Question

Consider \(f: A \rightarrow B\). Prove that \(f\) is injective if and only if \(X=f^{-1}(f(X))\) for all \(X \subseteq A .\) Prove that \(f\) is surjective if and only if \(f\left(f^{-1}(Y)\right)=Y\) for all \(Y \subseteq B\).

Short answer

The function \(f: A \rightarrow B\) is injective if and only if \(X=f^{-1}(f(X))\) for all \(X \subseteq A\) and the function is surjective if and only if \(f(f^{-1}(Y))=Y\) for all \(Y \subseteq B\). These relations were proved using the definitions of injective and surjective functions in a detailed step-by-step manner.

Step-by-step solution

Proving Injectiveness 'if' clause

Assume \(f: A \rightarrow B\) such that \(X=f^{-1}(f(X))\) for all \(X \subseteq A \). Take \(a_1, a_2 \in A\) such that \(f(a_1)=f(a_2)\). Now, we create a subset \(X=\{a_1, a_2\}\), then by our assumption, \(X=f^{-1}(f(X))\). Therefore, if \(f(a_1)=f(a_2)\) then \(a_1, a_2 \in f^{-1}(f(X)) = X\), therefore \(a_1 = a_2\). Thus, \(f\) is injective.

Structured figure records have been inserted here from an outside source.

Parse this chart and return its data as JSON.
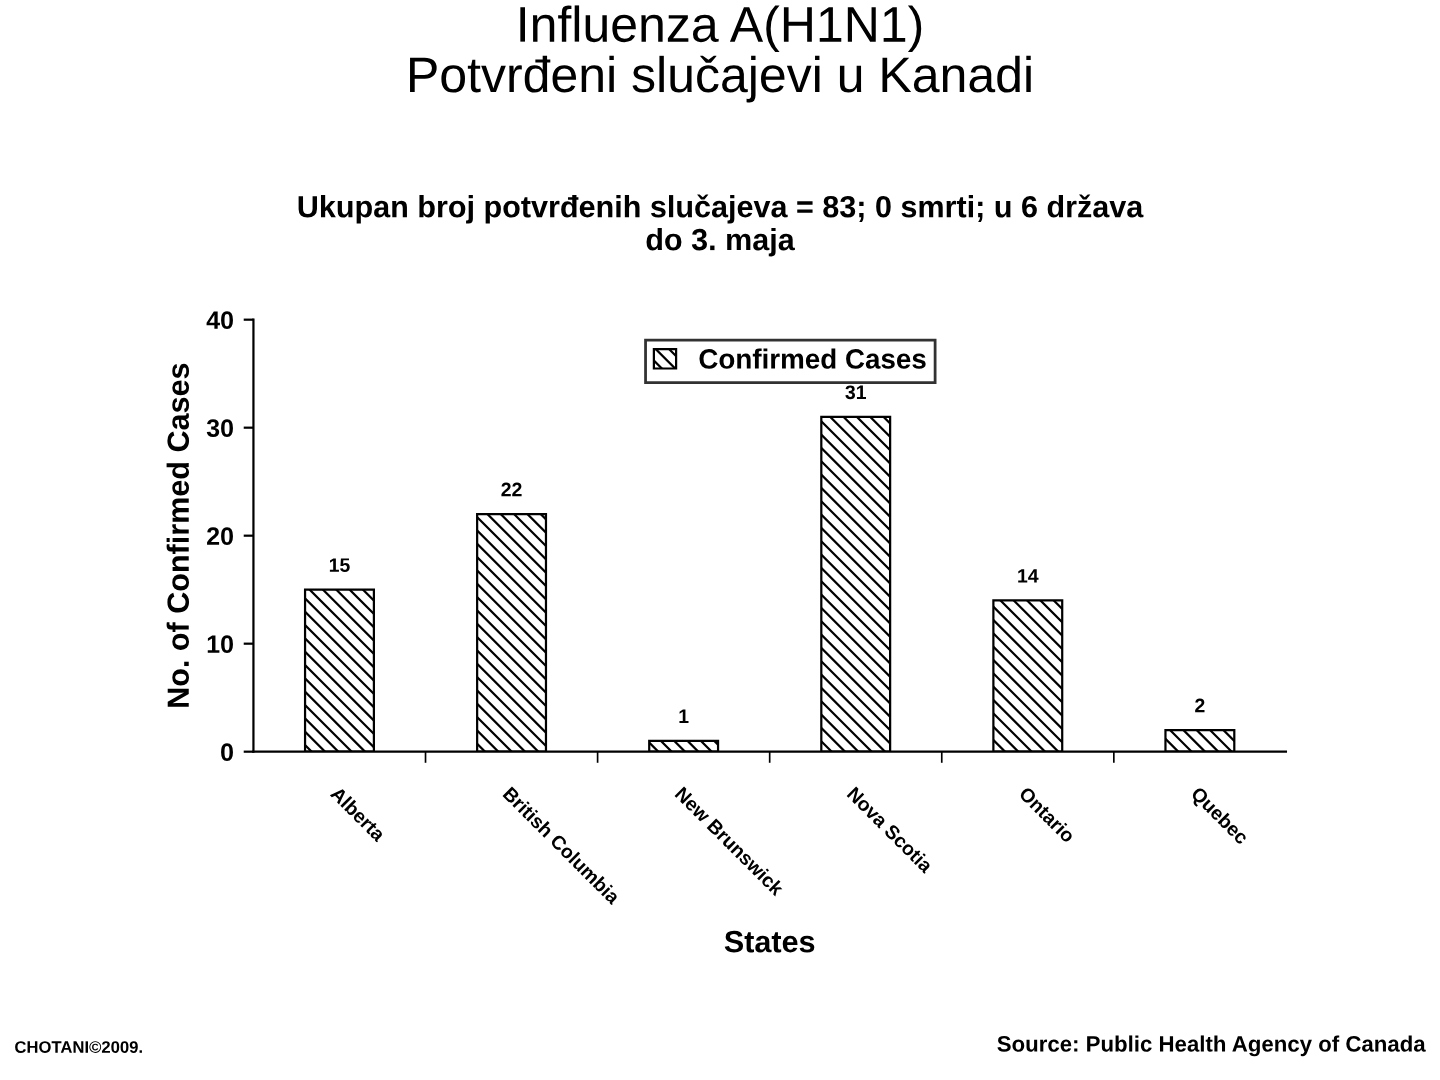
{
  "chart_data": {
    "type": "bar",
    "title": "Influenza A(H1N1)\nPotvrđeni slučajevi u Kanadi",
    "subtitle": "Ukupan broj potvrđenih slučajeva = 83; 0 smrti; u 6 država\ndo 3. maja",
    "categories": [
      "Alberta",
      "British Columbia",
      "New Brunswick",
      "Nova Scotia",
      "Ontario",
      "Quebec"
    ],
    "series": [
      {
        "name": "Confirmed Cases",
        "color": "#000000",
        "values": [
          15,
          22,
          1,
          31,
          14,
          2
        ]
      }
    ],
    "xlabel": "States",
    "ylabel": "No. of Confirmed Cases",
    "ylim": [
      0,
      40
    ],
    "yticks": [
      0,
      10,
      20,
      30,
      40
    ],
    "data_labels": true,
    "legend": "top",
    "grid": false,
    "annotations": [
      "CHOTANI©2009.",
      "Source: Public Health Agency of Canada"
    ]
  }
}
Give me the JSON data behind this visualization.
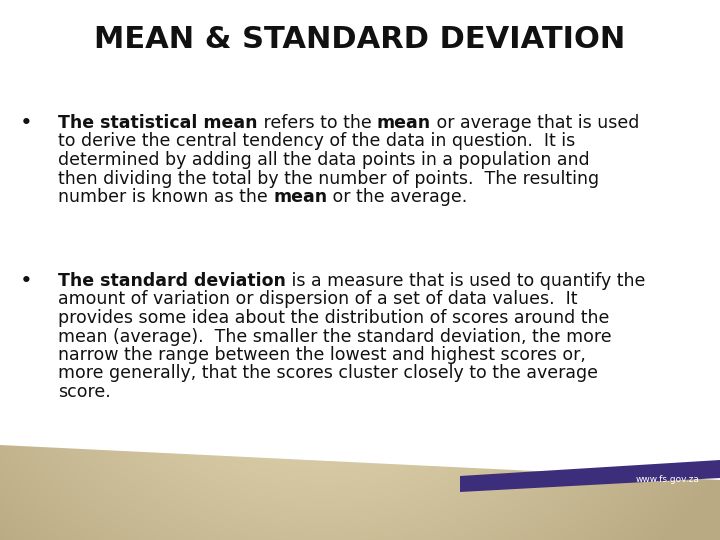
{
  "title": "MEAN & STANDARD DEVIATION",
  "title_fontsize": 22,
  "title_color": "#111111",
  "accent_color": "#3d2e7c",
  "footer_text": "www.fs.gov.za",
  "body_fontsize": 12.5,
  "body_color": "#111111",
  "lines_b1": [
    [
      [
        "bold",
        "The statistical mean"
      ],
      [
        "normal",
        " refers to the "
      ],
      [
        "bold",
        "mean"
      ],
      [
        "normal",
        " or average that is used"
      ]
    ],
    [
      [
        "normal",
        "to derive the central tendency of the data in question.  It is"
      ]
    ],
    [
      [
        "normal",
        "determined by adding all the data points in a population and"
      ]
    ],
    [
      [
        "normal",
        "then dividing the total by the number of points.  The resulting"
      ]
    ],
    [
      [
        "normal",
        "number is known as the "
      ],
      [
        "bold",
        "mean"
      ],
      [
        "normal",
        " or the average."
      ]
    ]
  ],
  "lines_b2": [
    [
      [
        "bold",
        "The standard deviation"
      ],
      [
        "normal",
        " is a measure that is used to quantify the"
      ]
    ],
    [
      [
        "normal",
        "amount of variation or dispersion of a set of data values.  It"
      ]
    ],
    [
      [
        "normal",
        "provides some idea about the distribution of scores around the"
      ]
    ],
    [
      [
        "normal",
        "mean (average).  The smaller the standard deviation, the more"
      ]
    ],
    [
      [
        "normal",
        "narrow the range between the lowest and highest scores or,"
      ]
    ],
    [
      [
        "normal",
        "more generally, that the scores cluster closely to the average"
      ]
    ],
    [
      [
        "normal",
        "score."
      ]
    ]
  ]
}
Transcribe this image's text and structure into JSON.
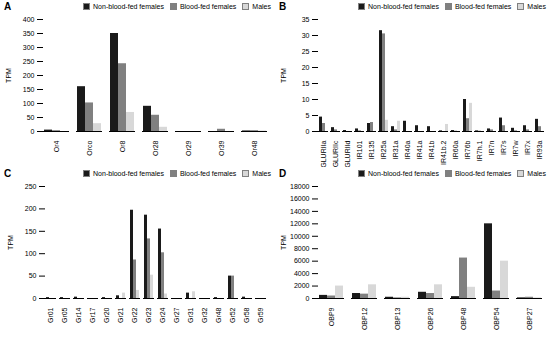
{
  "chart_data": [
    {
      "type": "bar",
      "title": "A",
      "ylabel": "TPM",
      "categories": [
        "Or4",
        "Orco",
        "Or8",
        "Or28",
        "Or29",
        "Or39",
        "Or48"
      ],
      "series": [
        {
          "name": "Non-blood-fed females",
          "color": "#1a1a1a",
          "values": [
            5,
            160,
            350,
            90,
            0,
            0,
            2
          ]
        },
        {
          "name": "Blood-fed females",
          "color": "#808080",
          "values": [
            3,
            102,
            242,
            58,
            0,
            8,
            3
          ]
        },
        {
          "name": "Males",
          "color": "#d8d8d8",
          "values": [
            0,
            28,
            68,
            15,
            0,
            0,
            2
          ]
        }
      ],
      "ylim": [
        0,
        400
      ],
      "yticks": [
        0,
        50,
        100,
        150,
        200,
        250,
        300,
        350,
        400
      ],
      "legend": "upper right"
    },
    {
      "type": "bar",
      "title": "B",
      "ylabel": "TPM",
      "categories": [
        "GLURIIa",
        "GLURIIc",
        "GLURIId",
        "IR101",
        "IR135",
        "IR25a",
        "IR31a",
        "IR40a",
        "IR41a",
        "IR41b",
        "IR41b.2",
        "IR60a",
        "IR76b",
        "IR7h.1",
        "IR7n",
        "IR7s",
        "IR7w",
        "IR7x",
        "IR93a"
      ],
      "series": [
        {
          "name": "Non-blood-fed females",
          "color": "#1a1a1a",
          "values": [
            4.5,
            1.2,
            0.3,
            0.8,
            2.5,
            31.5,
            1.5,
            3.2,
            1.8,
            1.5,
            0.2,
            0.3,
            10.0,
            0.2,
            0.8,
            4.2,
            1.0,
            1.8,
            3.8
          ]
        },
        {
          "name": "Blood-fed females",
          "color": "#808080",
          "values": [
            2.5,
            0.5,
            0.0,
            0.2,
            2.8,
            30.5,
            0.5,
            0.0,
            0.0,
            0.0,
            0.0,
            0.1,
            4.0,
            0.1,
            0.5,
            1.8,
            0.2,
            0.5,
            1.5
          ]
        },
        {
          "name": "Males",
          "color": "#d8d8d8",
          "values": [
            0.0,
            0.0,
            0.0,
            0.0,
            0.0,
            3.5,
            3.2,
            0.0,
            0.0,
            0.0,
            2.2,
            0.0,
            8.8,
            0.0,
            0.0,
            0.0,
            0.0,
            0.0,
            0.0
          ]
        }
      ],
      "ylim": [
        0,
        35
      ],
      "yticks": [
        0,
        5,
        10,
        15,
        20,
        25,
        30,
        35
      ],
      "legend": "upper right"
    },
    {
      "type": "bar",
      "title": "C",
      "ylabel": "TPM",
      "categories": [
        "Gr01",
        "Gr05",
        "Gr14",
        "Gr17",
        "Gr20",
        "Gr21",
        "Gr22",
        "Gr23",
        "Gr24",
        "Gr27",
        "Gr31",
        "Gr32",
        "Gr48",
        "Gr52",
        "Gr58",
        "Gr59"
      ],
      "series": [
        {
          "name": "Non-blood-fed females",
          "color": "#1a1a1a",
          "values": [
            2,
            2,
            3,
            0,
            2,
            6,
            197,
            186,
            155,
            0,
            12,
            0,
            2,
            50,
            3,
            0
          ]
        },
        {
          "name": "Blood-fed females",
          "color": "#808080",
          "values": [
            0,
            0,
            0,
            0,
            0,
            0,
            86,
            133,
            102,
            0,
            0,
            0,
            0,
            50,
            0,
            0
          ]
        },
        {
          "name": "Males",
          "color": "#d8d8d8",
          "values": [
            0,
            0,
            0,
            0,
            0,
            12,
            18,
            52,
            10,
            0,
            15,
            0,
            0,
            0,
            0,
            0
          ]
        }
      ],
      "ylim": [
        0,
        250
      ],
      "yticks": [
        0,
        50,
        100,
        150,
        200,
        250
      ],
      "legend": "upper right"
    },
    {
      "type": "bar",
      "title": "D",
      "ylabel": "TPM",
      "categories": [
        "OBP9",
        "OBP12",
        "OBP13",
        "OBP26",
        "OBP48",
        "OBP54",
        "OBP27"
      ],
      "series": [
        {
          "name": "Non-blood-fed females",
          "color": "#1a1a1a",
          "values": [
            500,
            800,
            200,
            1000,
            300,
            12000,
            100
          ]
        },
        {
          "name": "Blood-fed females",
          "color": "#808080",
          "values": [
            400,
            700,
            100,
            800,
            6500,
            1200,
            200
          ]
        },
        {
          "name": "Males",
          "color": "#d8d8d8",
          "values": [
            2000,
            2200,
            200,
            2200,
            1800,
            6000,
            100
          ]
        }
      ],
      "ylim": [
        0,
        18000
      ],
      "yticks": [
        0,
        2000,
        4000,
        6000,
        8000,
        10000,
        12000,
        14000,
        16000,
        18000
      ],
      "legend": "upper right"
    }
  ]
}
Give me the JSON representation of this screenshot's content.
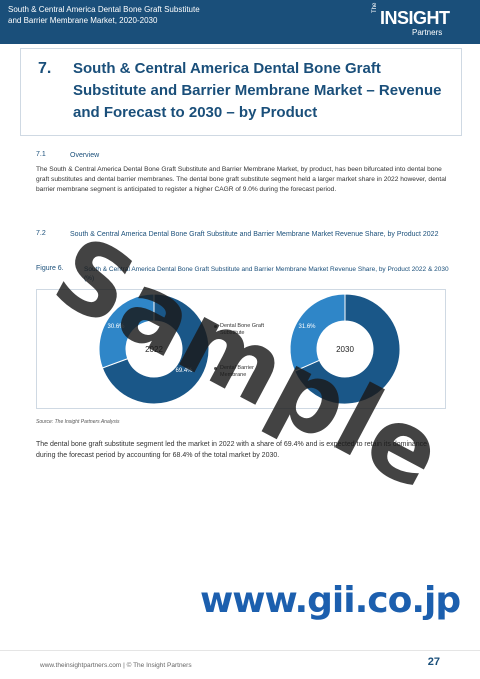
{
  "header": {
    "title": "South & Central America Dental Bone Graft Substitute and Barrier Membrane Market, 2020-2030",
    "logo_the": "The",
    "logo_insight": "INSIGHT",
    "logo_partners": "Partners"
  },
  "chapter": {
    "number": "7.",
    "title": "South & Central America Dental Bone Graft Substitute and Barrier Membrane Market – Revenue and Forecast to 2030 – by Product"
  },
  "section_71": {
    "number": "7.1",
    "title": "Overview",
    "text": "The South & Central America Dental Bone Graft Substitute and Barrier Membrane Market, by product, has been bifurcated into dental bone graft substitutes and dental barrier membranes. The dental bone graft substitute segment held a larger market share in 2022 however, dental barrier membrane segment is anticipated to register a higher CAGR of 9.0% during the forecast period."
  },
  "section_72": {
    "number": "7.2",
    "title": "South & Central America Dental Bone Graft Substitute and Barrier Membrane Market Revenue Share, by Product 2022"
  },
  "figure": {
    "label": "Figure 6.",
    "title": "South & Central America Dental Bone Graft Substitute and Barrier Membrane Market Revenue Share, by Product 2022 & 2030 (%)",
    "source": "Source: The Insight Partners Analysis"
  },
  "chart_data": [
    {
      "type": "pie",
      "center_label": "2022",
      "categories": [
        "Dental Bone Graft Substitute",
        "Dental Barrier Membrane"
      ],
      "values": [
        69.4,
        30.6
      ],
      "value_labels": [
        "69.4%",
        "30.6%"
      ],
      "colors": [
        "#1a5788",
        "#2f86c8"
      ]
    },
    {
      "type": "pie",
      "center_label": "2030",
      "categories": [
        "Dental Bone Graft Substitute",
        "Dental Barrier Membrane"
      ],
      "values": [
        68.4,
        31.6
      ],
      "value_labels": [
        "",
        "31.6%"
      ],
      "colors": [
        "#1a5788",
        "#2f86c8"
      ]
    }
  ],
  "legend": {
    "item1": "Dental Bone Graft Substitute",
    "item2": "Dental Barrier Membrane"
  },
  "conclusion": "The dental bone graft substitute segment led the market in 2022 with a share of 69.4% and is expected to retain its dominance during the forecast period by accounting for 68.4% of the total market by 2030.",
  "watermarks": {
    "sample": "Sample",
    "gii": "www.gii.co.jp"
  },
  "footer": {
    "text": "www.theinsightpartners.com | © The Insight Partners",
    "page": "27"
  }
}
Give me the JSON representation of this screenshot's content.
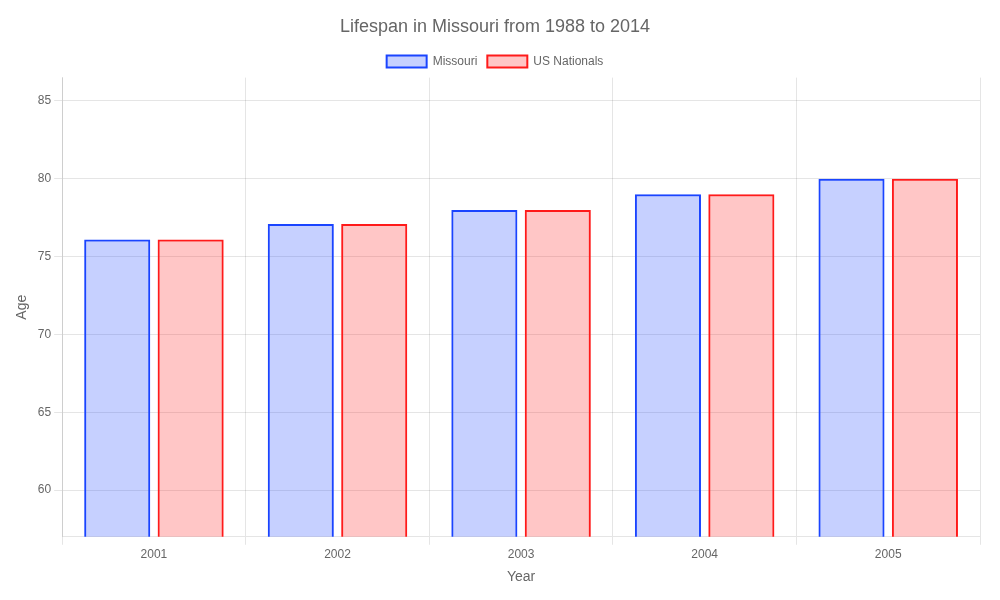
{
  "chart_data": {
    "type": "bar",
    "title": "Lifespan in Missouri from 1988 to 2014",
    "x_label": "Year",
    "y_label": "Age",
    "categories": [
      "2001",
      "2002",
      "2003",
      "2004",
      "2005"
    ],
    "series": [
      {
        "name": "Missouri",
        "color": "#1a44ff",
        "values": [
          76.1,
          77.1,
          78.0,
          79.0,
          80.0
        ]
      },
      {
        "name": "US Nationals",
        "color": "#ff1a1a",
        "values": [
          76.1,
          77.1,
          78.0,
          79.0,
          80.0
        ]
      }
    ],
    "ylim": [
      57,
      86.5
    ],
    "yticks": [
      60,
      65,
      70,
      75,
      80,
      85
    ],
    "grid": true,
    "legend": "top"
  }
}
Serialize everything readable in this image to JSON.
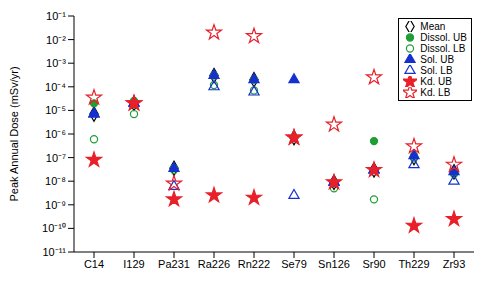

Proving Injectiveness 'only if' clause

Assume \(f: A \rightarrow B\) is injective. For \(X=f^{-1}(f(X))\) to be true for all \(X \subseteq A\), we need that all \(a \in f^{-1}(f(X))\) are also in \(X\), and vice-versa. Given \(a \in f^{-1}(f(X))\), then there is a \(x \in X\) with \(f(a) = f(x)\). But since \(f\) is injective, we have \(a = x\) and also \(a \in X\), proving the 'only if' clause.

Proving Surjectiveness 'if' clause

Assume \(f: A \rightarrow B\) such that \(f(f^{-1}(Y))=Y\) for all \(Y \subseteq B \). Now, take \(b \in B\), then the set \(Y=\{b\}\) is a subset of \(B\), and by our assumption, \(f(f^{-1}(Y)) = Y\), so \(b\) is in the range of \(f\), which means \(f\) is surjective.

Proving Surjectiveness 'only if' clause

Assume \(f: A \rightarrow B\) is surjective. For \(f(f^{-1}(Y))=Y\) to be true for all \(Y \subseteq B\), we need that all \(b \in f(f^{-1}(Y))\) are also in \(Y\), and vice-versa. Given \(b \in f(f^{-1}(Y))\), then there is an \(a \in A\) such that \(f(a) = b\). But since \(f\) is surjective, there is an \(a\) such that \(f(a) = b\) for every \(b \in B\), proving 'only if' clause.